Стараниями доброхотов, в первую очередь Чуковского, через Союз писателей удалось выхлопотать Даниилу Андрееву, как сыну Леонида Андреева, персональную пенсию. А еще, несмотря на то, что право наследования истекло, гонорар за отцовскую книжку избранных рассказов, правда, совсем небольшую. С 1956 года после многолетних перерывов Леонида Андреева стали издавать все чаще. "Очень многое делала для нас Шурочка, первая Данина жена. А по инстанциям ходила я, — свидетельствует Алла Александровна. — Мы получили деньги весной 58–го года, сорок тысяч. Их хватило на последний год жизни Даниила" [631]. Пенсию назначили — 900 рублей.

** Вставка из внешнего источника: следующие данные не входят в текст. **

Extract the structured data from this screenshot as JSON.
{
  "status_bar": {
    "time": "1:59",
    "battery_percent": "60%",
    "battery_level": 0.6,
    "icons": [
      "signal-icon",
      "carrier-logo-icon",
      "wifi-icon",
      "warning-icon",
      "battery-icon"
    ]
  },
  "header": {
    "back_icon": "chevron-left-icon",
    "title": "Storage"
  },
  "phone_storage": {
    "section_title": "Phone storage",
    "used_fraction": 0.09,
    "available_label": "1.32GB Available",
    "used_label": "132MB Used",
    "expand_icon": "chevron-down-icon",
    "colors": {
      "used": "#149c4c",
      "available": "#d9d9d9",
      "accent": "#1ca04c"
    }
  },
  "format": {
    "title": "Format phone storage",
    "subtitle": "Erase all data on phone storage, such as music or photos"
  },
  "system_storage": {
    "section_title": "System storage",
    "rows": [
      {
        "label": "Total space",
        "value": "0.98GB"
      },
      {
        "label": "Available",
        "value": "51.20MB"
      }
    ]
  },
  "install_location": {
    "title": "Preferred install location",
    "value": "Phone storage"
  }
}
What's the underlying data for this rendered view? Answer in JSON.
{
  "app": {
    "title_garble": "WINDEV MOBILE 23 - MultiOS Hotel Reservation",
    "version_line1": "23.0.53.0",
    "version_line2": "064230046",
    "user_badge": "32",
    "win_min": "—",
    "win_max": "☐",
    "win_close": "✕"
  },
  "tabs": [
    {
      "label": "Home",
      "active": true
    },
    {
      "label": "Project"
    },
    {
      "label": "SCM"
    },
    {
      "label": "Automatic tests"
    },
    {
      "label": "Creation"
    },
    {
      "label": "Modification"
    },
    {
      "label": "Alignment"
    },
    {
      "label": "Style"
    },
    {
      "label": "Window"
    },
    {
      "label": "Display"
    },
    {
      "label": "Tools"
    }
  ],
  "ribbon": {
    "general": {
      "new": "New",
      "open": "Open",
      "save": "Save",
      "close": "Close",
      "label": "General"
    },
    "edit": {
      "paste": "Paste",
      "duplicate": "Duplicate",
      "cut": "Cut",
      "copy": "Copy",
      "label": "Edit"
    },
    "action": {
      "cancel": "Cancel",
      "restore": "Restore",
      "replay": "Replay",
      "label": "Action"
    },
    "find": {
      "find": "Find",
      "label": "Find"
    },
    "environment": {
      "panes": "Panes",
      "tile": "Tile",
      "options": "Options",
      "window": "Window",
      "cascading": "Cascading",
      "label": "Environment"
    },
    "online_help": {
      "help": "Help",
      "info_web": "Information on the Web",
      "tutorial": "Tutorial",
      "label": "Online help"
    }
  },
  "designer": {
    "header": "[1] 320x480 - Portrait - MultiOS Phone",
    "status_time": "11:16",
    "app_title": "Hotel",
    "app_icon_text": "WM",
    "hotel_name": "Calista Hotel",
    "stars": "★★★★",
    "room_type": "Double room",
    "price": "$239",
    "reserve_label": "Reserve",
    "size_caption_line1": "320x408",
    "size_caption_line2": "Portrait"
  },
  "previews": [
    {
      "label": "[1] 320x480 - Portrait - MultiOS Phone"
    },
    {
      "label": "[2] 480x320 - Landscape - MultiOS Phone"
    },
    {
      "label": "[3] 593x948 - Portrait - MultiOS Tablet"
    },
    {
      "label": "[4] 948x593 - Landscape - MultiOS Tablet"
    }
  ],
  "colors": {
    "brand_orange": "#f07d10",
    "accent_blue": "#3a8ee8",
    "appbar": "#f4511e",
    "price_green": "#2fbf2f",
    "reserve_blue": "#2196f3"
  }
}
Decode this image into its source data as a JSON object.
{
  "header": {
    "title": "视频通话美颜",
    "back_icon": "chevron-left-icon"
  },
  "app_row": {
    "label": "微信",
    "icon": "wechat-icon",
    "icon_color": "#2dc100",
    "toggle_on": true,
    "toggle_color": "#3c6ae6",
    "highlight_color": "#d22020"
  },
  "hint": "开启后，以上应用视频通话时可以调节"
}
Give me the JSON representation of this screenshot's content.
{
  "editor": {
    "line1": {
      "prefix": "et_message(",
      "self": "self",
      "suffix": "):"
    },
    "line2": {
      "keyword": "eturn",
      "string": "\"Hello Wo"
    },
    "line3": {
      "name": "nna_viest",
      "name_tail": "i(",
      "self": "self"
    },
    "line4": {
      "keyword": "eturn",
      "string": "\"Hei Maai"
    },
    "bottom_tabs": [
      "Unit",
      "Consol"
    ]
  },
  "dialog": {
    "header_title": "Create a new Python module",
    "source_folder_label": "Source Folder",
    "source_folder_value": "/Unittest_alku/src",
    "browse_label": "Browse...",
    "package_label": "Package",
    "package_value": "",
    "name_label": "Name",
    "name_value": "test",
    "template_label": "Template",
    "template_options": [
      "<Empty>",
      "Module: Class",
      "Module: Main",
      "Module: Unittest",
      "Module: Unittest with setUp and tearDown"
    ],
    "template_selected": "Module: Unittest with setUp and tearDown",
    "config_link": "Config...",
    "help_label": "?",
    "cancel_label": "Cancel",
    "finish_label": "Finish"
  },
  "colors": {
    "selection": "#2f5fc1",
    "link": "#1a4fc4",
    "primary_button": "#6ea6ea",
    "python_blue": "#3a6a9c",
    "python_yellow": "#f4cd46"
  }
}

"Этим мы спасены от самой жалкой агонии, — делился Андреев радостью с Раковым 9 мая. — Теперь можно: 1) расплатиться с долгами, 2) залатать самые вопиющие дыры, 3) несколько месяцев не думать о хлебе насущном, 4) лето посвятить отдыху, лечению и, насколько позволят физические силы, творчеству. Ибо 4 японских рассказа в редакцию сданы, а относительно остальных еще неизвестно, буду ли я их редактировать, во всяком случае, не раньше осени".

Получив деньги, отправил 300 рублей матери Слушкина, чтобы она могла съездить к сыну, 200 — жене Гудзенко… Он не забывал ни о ком. Просил Чуковского помочь Шульгину вернуть конфискованные рукописи, и тот написал Ворошилову.

вернуться

630

Письмо Р. С. Гудзенко 9 марта 1958.

вернуться

631

ПНР С. 295.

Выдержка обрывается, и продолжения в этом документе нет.